The rowan tree in my front garden is almost denuded of leaves now, but the branches are heavy with bright red berries, ready to be eaten.

In fact, they have been looking ripe and ready to be eaten for a few weeks now, but it is only recently that the birds have shown much interest in them.

Maybe the recent cold snap has triggered something in their avian brains that tells them to feed up on berries.

A few days ago, I was watching the rowan tree and over the course of ten minutes saw three different bird species feasting on the berries. Firstly, a female blackbird, then a starling and then the tree was suddenly alive with Fieldfares.

Fieldfares and Redwings are Scandanavian thrushes that travel here each year to spend the winter in a slightly more congenial climate.

In previous years I have seen Redwings, but these were definitely Fieldfares.

They are similar to mistle thrushes and have a reddish-brown plumage with an ashy head and a blackish tail. They tend to stick together in groups.

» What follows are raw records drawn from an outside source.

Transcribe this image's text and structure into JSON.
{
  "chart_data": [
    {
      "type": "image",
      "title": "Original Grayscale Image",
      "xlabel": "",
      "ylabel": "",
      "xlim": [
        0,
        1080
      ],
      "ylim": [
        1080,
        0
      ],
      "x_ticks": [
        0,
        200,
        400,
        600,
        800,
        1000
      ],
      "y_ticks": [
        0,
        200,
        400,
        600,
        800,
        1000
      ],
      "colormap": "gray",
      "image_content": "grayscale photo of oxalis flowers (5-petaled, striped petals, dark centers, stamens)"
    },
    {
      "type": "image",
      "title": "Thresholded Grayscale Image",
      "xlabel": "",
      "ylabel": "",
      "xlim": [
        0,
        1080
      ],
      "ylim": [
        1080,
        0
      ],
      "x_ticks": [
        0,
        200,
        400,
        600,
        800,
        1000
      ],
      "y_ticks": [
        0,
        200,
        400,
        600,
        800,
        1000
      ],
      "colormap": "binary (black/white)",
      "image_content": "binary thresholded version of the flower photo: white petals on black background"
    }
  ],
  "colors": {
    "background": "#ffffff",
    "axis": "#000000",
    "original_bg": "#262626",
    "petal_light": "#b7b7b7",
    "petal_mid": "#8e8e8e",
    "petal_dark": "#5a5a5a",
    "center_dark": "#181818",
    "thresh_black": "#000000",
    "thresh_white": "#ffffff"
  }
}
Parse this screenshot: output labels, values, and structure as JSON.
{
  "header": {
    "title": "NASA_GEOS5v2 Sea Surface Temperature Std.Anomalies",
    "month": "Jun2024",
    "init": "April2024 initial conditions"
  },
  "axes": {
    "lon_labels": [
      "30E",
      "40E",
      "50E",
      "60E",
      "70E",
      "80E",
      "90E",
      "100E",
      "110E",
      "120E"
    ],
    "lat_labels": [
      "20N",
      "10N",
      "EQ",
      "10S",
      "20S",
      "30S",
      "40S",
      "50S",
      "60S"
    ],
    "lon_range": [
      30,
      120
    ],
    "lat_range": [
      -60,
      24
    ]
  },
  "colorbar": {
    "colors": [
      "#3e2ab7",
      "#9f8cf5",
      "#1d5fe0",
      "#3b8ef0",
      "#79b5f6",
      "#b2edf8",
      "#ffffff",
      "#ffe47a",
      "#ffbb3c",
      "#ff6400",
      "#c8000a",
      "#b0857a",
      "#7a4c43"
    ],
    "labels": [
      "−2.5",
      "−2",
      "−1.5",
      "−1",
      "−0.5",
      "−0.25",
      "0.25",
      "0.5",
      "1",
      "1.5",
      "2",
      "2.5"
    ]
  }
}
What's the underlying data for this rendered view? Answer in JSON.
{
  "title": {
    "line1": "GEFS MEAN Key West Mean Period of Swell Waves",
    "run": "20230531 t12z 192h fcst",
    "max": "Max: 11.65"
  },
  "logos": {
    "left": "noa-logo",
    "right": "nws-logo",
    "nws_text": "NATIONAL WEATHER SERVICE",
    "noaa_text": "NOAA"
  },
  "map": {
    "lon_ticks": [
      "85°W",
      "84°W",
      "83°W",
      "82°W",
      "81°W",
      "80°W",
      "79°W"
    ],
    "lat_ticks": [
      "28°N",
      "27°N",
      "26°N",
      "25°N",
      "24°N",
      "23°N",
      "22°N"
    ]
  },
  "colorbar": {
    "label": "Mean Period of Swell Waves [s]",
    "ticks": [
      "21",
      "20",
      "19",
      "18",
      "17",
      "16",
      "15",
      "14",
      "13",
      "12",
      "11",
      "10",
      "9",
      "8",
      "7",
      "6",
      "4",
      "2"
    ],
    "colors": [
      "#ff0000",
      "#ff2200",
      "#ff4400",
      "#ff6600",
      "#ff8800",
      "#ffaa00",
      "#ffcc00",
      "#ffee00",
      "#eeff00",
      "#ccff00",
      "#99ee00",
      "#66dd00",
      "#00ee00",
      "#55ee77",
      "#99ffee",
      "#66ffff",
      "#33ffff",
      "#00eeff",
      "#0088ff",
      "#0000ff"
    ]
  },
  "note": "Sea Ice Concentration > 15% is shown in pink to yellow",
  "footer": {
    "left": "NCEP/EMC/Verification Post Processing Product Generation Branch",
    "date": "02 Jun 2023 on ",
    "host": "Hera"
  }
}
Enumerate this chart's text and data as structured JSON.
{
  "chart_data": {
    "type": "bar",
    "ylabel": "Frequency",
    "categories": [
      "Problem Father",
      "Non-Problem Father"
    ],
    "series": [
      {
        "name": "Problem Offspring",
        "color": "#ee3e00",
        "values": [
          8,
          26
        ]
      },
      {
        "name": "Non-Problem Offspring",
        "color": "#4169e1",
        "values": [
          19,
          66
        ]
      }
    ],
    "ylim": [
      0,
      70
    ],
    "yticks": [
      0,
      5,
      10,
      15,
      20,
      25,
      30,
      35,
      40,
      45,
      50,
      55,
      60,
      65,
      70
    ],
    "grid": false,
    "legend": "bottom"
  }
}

I have seen my Fieldfare group a few times in the last few days, gorging on berries for a while and then flying off to take cover in a dense conifer hedge over the road.

It is good to see the rowan tree helping to sustain wildlife as well as protecting my household from witchcraft (so I’m told!). With their white spring blossom, attractive leaf shape, small overall size and pale bark, rowans are ideal trees for a small garden. I didn’t plant the rowan in my garden, it was already here when I moved in, but I am so glad a previous owner decided it was just what the garden needed.